Quelques jours après que Ley a prononcé une adresse au National Press Club disant qu'elle considérerait les quotas que si les divisions de l'État du parti les considéraient comme la solution à l'équité entre les sexes, Taylor a soutenu que le mentorat et le soutien du recrutement étaient une meilleure alternative avant de revendiquer le parti travailliste «renversé la démocratie» avec ses quotas.
En désaccord: Angus Taylor et Sussan Ley.Crédit: Eamon Gallagher, James Brickwood
« Je crois aux processus démocratiques, et je ne crois pas à leur renverser, mais je sais aussi de mes expériences passées que le mentorat, le soutien au recrutement est le moyen de vous assurer que vous avez les personnes dont vous avez besoin », a déclaré Taylor Radio National vendredi.
«Le Parti travailliste fera les choses à sa manière. Et ils renforcent la démocratie, et c'est une question pour eux, à la fin de la journée, si vous voulez avoir des quotas, cela signifie que vous allez renverser les processus démocrates.»
L'opposition explicite de Taylor aux quotas met en place une bataille au sein du parti sur la façon dont il recrute plus de femmes.
Le déséquilibre entre les sexes du Parti libéral dans ses rangs de députés a à peine changé en une décennie.
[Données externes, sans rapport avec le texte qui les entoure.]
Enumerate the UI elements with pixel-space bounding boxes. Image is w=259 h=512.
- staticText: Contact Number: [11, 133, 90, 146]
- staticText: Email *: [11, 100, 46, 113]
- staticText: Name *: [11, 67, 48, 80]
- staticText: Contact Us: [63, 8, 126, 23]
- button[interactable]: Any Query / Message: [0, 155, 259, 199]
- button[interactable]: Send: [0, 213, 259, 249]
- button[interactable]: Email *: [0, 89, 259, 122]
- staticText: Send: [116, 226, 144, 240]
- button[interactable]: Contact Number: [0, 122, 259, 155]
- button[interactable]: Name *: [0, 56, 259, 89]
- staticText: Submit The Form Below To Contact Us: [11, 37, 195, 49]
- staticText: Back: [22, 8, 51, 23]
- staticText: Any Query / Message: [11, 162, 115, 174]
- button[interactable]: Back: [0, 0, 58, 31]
Seul un tiers des députés libéraux sont des femmes malgré le fait que le parti ait un objectif de 50%. Le travail a un système de quotas depuis des décennies et 56% de ses députés sont des femmes.
Après la perte électorale dévastatrice lorsque le chef de l'opposition de l'époque, Peter Dutton, a perdu son siège, Ley a remporté la direction sur une marge mince de 29 voix contre le 25.
Le ministre principal du Travail, Tanya Plibersek, a critiqué les commentaires de Taylor comme preuve que le parti n'avait pas changé depuis les élections.